Pada tahap Prototype, dibuat contoh atau rancangan awal produk ekoenzim dengan memanfaatkan limbah organik rumah tangga, terutama kulit buah dan sisa sayuran. Limbah tersebut dikumpulkan, kemudian dicampurkan dengan air dan gula merah atau molase dalam wadah yang bersih dan tertutup. Wadah diberi label yang mencantumkan bahan serta tanggal pembuatan agar proses fermentasi dapat dipantau.
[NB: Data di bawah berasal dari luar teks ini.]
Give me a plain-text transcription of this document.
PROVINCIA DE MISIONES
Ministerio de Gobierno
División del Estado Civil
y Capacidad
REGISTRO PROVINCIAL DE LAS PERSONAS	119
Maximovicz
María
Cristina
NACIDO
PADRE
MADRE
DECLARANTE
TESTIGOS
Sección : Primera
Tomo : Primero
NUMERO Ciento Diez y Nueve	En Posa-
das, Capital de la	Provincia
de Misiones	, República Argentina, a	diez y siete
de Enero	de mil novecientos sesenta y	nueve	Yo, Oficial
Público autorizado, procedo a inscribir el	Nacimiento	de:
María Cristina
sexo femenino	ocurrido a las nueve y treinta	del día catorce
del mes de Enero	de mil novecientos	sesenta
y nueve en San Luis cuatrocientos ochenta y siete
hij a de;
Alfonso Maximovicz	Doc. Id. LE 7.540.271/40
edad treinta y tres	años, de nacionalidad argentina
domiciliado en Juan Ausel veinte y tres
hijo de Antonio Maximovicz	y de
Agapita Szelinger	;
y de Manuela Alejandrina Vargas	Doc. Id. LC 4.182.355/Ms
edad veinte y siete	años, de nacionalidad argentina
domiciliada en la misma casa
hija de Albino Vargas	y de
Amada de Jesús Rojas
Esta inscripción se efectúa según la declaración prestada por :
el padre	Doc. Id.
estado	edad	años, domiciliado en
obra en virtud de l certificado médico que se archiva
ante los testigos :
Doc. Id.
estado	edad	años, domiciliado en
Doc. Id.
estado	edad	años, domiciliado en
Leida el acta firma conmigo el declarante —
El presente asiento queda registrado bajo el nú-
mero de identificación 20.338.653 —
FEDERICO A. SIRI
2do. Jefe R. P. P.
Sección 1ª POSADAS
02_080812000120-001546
Prototipe ini dibuat untuk melihat apakah limbah organik yang biasanya dibuang dapat diolah menjadi produk yang lebih bermanfaat. Selama proses fermentasi, perubahan warna, aroma, dan kondisi larutan diamati secara berkala. Hasil pengamatan tersebut kemudian digunakan untuk mengetahui kekurangan dari prototipe dan menentukan perbaikan yang diperlukan.


Melalui pembuatan prototipe ini, diharapkan ekoenzim dapat menjadi salah satu alternatif sederhana dalam mengurangi limbah organik serta meningkatkan kesadaran masyarakat untuk memanfaatkan kembali sisa bahan organik yang ada di lingkungan.